In individual health insurance plans, each policyholder and their dependents have their policy and coverage tailored to their specific needs. Premiums and coverage are determined based on individual factors such as age and deductibles. Consequently, premiums can vary widely.

On the other hand, collective or group insurance plans are often provided by employers and organizations. These insurance plans cover a group of individuals under a single policy. Premiums and coverage are based on the overall risk profile of the group, leading to lower costs per individual. The risk-sharing nature of these plans can result in more stable premiums for all members, with healthier individuals subsidizing costs for those with higher medical needs.

For instance, while creating a collective insurance plan for a community of people aged 50 to 85, this demographic is more likely to require healthcare services due to age-related conditions and chronic illnesses. It could cause a higher healthcare utilization rate among its members, leading to greater claim volume and associated costs. This adverse selection could also lead to a disproportionate number of high-cost claims, impacting all members with potentially increased premiums.
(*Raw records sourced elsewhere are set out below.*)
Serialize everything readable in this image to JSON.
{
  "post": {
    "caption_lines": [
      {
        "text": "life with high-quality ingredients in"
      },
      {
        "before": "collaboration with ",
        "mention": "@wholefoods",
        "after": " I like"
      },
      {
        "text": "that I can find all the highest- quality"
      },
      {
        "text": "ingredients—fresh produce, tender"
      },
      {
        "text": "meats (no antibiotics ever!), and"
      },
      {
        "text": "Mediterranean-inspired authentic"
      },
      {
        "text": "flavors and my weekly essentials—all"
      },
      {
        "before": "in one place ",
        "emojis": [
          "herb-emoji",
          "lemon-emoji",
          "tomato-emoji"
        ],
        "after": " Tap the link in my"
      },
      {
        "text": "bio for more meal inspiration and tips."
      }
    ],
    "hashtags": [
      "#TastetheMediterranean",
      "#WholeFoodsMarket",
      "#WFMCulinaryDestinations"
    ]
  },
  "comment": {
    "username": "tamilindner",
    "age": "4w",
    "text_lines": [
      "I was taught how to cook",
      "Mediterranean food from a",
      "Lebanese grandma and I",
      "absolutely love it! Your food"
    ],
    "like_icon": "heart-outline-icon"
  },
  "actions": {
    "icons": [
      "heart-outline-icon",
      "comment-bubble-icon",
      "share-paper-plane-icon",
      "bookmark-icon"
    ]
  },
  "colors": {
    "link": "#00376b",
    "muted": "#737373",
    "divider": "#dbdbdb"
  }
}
Let’s set a premium of $65 per person which aims to maintain affordability, it may not accurately reflect the true cost of coverage, especially for older individual rates. Also, there’s a risk of losing benefits if the collective plan needs to migrate to another insurance company. This is particularly relevant due to two-year waiting period for coverage of pre-existing condition. If the plan switches companies, members may lose the benefits accrued during this waiting period, potentially leaving them exposed to significant healthcare costs.